An official update states that a new proposal was approved by the FDIC Board. This proposal establishes regulations for issuers of stablecoins that are under its oversight. It encompasses reserve standards, redemption systems and capital requirement standards. The purpose of these rules is to make sure that stablecoins are stable and safe.

In addition, the proposal points out effective risk management practices among issuers. To minimize financial risks, companies need to take stringent safety measures. Moreover, they should have sufficient reserve resources at any given time. This will make sure that users can redeem their stablecoins at any time.

Related Reading: Coinbase Pushes Stablecoins and DeFi Future

The FDIC also came up with the custodial and safekeeping service rules. Banks can keep reserves in stablecoins or insure customer assets. Thus, these institutions will be under strict control. This is done to minimize the chances of loss, fraud or misuse.

In addition, the proposal describes pass-through insurance of reserves. This implies that deposits that support stablecoins can be insured in some circumstances. It also establishes that tokenized deposits will be considered as regular deposits.
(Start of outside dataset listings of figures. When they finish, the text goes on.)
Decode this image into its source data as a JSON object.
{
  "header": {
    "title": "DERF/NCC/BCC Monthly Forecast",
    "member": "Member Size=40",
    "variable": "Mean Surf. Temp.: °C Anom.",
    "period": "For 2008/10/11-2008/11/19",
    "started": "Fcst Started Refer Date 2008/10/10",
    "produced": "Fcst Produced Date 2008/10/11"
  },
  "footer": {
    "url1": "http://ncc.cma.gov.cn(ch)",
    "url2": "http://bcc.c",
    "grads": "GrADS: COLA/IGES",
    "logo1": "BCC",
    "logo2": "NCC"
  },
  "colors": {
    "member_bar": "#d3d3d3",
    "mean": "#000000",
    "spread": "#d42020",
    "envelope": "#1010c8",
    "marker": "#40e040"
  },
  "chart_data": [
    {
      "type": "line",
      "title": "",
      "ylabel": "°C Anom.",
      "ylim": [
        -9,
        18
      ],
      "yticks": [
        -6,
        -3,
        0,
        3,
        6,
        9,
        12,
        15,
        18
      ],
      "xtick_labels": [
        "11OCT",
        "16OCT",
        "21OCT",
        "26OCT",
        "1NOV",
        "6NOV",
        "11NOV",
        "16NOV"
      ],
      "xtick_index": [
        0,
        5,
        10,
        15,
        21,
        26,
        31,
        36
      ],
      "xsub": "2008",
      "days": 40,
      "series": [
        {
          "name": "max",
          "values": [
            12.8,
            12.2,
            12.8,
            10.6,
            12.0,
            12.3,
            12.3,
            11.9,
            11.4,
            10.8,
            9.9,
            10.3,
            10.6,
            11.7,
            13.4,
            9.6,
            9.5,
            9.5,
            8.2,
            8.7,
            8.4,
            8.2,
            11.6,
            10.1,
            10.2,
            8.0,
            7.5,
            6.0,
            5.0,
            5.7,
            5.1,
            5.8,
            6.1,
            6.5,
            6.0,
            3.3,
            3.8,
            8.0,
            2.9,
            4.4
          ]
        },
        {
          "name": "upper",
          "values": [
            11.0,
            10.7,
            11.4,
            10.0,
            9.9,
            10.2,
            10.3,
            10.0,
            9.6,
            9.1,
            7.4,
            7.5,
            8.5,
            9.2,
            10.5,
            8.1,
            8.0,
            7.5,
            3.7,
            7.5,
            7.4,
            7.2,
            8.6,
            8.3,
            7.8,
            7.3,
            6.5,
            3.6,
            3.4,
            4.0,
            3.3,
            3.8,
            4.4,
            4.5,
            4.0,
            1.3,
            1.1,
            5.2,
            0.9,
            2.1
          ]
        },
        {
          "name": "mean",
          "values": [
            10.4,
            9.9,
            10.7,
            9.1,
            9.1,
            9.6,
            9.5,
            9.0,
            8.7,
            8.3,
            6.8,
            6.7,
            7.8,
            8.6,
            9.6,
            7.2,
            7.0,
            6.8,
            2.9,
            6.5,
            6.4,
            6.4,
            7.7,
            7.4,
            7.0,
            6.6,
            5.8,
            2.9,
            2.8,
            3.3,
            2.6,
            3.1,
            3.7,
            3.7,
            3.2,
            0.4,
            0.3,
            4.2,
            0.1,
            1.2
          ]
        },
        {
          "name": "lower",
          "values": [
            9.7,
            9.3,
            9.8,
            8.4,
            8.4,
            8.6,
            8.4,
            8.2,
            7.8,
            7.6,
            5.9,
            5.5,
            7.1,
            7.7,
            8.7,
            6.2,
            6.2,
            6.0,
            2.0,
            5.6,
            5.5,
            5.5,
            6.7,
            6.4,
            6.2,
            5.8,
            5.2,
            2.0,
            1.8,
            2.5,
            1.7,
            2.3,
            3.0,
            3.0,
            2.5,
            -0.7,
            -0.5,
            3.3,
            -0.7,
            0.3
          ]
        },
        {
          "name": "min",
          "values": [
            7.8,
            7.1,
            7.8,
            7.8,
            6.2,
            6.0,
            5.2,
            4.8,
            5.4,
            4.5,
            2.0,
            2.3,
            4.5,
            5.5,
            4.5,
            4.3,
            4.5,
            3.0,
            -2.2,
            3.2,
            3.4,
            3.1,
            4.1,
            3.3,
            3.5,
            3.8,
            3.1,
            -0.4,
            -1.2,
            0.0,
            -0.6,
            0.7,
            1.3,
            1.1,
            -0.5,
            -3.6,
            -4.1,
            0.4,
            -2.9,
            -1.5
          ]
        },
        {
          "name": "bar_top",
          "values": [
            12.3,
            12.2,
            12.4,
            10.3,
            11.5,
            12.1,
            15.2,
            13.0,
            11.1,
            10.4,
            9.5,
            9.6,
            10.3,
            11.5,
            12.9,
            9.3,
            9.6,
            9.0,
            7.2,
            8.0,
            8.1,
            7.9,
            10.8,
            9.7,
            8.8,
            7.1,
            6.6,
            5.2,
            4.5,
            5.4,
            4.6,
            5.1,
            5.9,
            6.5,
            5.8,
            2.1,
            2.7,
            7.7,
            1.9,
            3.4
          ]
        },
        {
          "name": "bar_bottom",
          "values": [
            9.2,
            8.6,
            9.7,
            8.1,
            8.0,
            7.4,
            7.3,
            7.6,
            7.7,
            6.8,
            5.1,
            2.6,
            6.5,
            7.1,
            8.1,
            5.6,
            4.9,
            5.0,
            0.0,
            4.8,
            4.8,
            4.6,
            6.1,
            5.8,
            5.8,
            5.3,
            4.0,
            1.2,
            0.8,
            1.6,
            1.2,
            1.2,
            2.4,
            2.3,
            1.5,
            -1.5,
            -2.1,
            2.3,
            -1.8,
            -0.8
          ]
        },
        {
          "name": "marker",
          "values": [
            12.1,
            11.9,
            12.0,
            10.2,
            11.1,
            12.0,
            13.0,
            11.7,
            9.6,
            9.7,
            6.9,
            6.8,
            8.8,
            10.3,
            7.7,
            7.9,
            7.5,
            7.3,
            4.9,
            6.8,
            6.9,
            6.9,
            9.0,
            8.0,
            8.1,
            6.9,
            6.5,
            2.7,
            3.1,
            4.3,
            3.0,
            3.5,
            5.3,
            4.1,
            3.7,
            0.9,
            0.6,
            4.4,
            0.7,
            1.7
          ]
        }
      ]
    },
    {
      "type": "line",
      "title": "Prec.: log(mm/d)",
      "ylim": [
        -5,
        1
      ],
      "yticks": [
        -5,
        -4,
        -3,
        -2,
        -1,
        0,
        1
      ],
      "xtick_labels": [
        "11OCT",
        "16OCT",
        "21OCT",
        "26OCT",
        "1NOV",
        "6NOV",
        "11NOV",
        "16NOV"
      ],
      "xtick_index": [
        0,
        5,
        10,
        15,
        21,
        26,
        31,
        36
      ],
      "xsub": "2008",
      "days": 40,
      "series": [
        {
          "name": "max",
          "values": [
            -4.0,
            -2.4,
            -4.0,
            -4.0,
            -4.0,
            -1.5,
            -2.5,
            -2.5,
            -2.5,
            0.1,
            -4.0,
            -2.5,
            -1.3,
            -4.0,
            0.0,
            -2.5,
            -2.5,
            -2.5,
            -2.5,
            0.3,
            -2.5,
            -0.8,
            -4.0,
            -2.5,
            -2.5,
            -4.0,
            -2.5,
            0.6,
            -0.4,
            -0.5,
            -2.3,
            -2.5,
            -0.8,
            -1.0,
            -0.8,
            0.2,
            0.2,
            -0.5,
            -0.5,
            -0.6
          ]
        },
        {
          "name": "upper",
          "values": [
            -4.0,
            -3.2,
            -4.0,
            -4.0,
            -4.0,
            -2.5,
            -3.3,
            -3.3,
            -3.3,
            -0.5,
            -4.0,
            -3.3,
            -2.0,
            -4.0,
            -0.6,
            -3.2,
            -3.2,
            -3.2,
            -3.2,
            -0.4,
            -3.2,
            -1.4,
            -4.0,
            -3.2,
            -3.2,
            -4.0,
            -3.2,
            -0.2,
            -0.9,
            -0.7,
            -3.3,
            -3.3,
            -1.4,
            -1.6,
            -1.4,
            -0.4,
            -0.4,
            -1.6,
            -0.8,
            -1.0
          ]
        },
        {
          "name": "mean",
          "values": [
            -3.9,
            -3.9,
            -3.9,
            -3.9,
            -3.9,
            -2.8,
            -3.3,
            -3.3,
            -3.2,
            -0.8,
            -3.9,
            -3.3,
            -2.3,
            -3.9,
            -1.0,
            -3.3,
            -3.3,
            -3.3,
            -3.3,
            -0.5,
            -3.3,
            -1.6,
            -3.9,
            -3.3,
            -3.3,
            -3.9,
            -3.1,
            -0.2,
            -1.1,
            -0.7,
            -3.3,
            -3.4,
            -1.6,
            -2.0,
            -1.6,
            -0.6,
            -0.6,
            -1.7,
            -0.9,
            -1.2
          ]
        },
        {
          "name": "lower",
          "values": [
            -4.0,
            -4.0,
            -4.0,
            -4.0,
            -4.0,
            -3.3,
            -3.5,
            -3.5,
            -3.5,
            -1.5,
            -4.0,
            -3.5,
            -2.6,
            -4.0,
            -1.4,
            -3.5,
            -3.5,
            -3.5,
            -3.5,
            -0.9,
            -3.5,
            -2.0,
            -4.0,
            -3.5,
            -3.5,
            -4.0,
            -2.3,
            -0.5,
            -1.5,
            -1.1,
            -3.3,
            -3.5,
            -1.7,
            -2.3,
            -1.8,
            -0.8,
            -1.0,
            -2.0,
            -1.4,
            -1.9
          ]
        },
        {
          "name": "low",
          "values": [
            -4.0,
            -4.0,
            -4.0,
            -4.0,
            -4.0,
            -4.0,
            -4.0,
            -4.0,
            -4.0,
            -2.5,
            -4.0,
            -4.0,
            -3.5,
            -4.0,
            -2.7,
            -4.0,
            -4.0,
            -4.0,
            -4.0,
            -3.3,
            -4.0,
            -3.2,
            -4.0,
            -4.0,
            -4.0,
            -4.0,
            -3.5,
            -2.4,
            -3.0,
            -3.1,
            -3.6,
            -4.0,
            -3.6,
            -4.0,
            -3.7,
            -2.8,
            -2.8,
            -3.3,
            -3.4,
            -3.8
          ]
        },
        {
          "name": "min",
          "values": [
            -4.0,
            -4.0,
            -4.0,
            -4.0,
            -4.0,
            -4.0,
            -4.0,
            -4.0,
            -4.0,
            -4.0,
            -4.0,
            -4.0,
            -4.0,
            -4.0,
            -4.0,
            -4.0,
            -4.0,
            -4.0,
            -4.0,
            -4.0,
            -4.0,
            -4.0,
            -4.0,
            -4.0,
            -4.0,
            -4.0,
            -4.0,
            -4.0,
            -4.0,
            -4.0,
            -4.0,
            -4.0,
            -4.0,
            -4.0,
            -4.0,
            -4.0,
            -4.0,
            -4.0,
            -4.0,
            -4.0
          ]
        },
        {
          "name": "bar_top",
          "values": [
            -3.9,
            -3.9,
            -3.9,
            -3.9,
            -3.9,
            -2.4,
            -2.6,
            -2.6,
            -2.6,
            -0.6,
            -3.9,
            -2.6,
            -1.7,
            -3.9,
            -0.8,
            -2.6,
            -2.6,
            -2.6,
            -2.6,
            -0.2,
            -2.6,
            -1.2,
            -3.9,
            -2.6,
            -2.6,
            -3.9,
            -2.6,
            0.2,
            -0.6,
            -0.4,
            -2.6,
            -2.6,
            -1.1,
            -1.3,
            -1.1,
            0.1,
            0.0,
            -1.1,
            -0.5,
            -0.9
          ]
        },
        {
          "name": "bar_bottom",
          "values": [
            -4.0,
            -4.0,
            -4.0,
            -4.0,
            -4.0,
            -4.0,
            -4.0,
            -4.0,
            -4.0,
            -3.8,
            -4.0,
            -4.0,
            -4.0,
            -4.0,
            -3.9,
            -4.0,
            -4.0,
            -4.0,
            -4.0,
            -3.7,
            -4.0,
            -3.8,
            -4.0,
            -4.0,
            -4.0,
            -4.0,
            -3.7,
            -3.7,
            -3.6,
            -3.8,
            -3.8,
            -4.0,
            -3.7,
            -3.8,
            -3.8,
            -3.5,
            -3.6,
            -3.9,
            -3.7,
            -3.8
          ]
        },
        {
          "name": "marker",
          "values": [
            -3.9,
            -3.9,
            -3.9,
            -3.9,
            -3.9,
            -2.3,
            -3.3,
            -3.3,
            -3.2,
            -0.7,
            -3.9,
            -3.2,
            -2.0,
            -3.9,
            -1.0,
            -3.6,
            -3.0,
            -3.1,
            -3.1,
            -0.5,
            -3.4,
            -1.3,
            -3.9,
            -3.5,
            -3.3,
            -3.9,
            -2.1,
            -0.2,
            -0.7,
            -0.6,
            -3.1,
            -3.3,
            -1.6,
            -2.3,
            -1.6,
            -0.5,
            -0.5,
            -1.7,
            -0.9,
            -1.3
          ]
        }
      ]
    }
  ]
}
This consequently gives greater transparency to financial institutions.

FDIC has initiated a 60-day open period of feedback. Companies and experts are able to study the proposal during this period. The agency also posed 144 detailed questions to direct responses. This methodology will make sure that alternative opinions are taken into consideration.

Second FDIC proposal signals broader stablecoin regulatory push

Notably, this is the second proposal in the GENIUS Act. On December 19, 2025, the FDIC announced another proposal. That plan revolved around the way banks can apply to issue stablecoins via subsidiaries. Thus, the new proposal is based on previous regulatory initiatives.

Stablecoins have gained momentum in the recent years because of the accelerated payments. They enable the users to transfer money internationally with ease and speed. This growth has however also brought about concerns over safety and transparency. Thus, regulators are now desiring more robust regulations to control risks.

In the meantime, the world is becoming more interested in regulating stablecoins. Similar rules concerning digital payments are being developed in many countries. The US is now proceeding with more definite policies. This may affect the way other countries formulate their own policies.

In addition, these rules could impact banks, fintech companies, and payment firms. Companies might have to revise systems in order to comply with new standards. This can add to the expenses, but it can enhance confidence in digital finance. Consequently, the number of users who use stablecoins can increase in the future.

Overall, the FDIC proposal will be an important move towards the regulation of the stablecoins. It seeks to strike the right balance between innovativeness and high levels of financial safety. Final rules can soon emerge as feedback is received. Thus, significant shifts in the stablecoin market may occur within the next few months.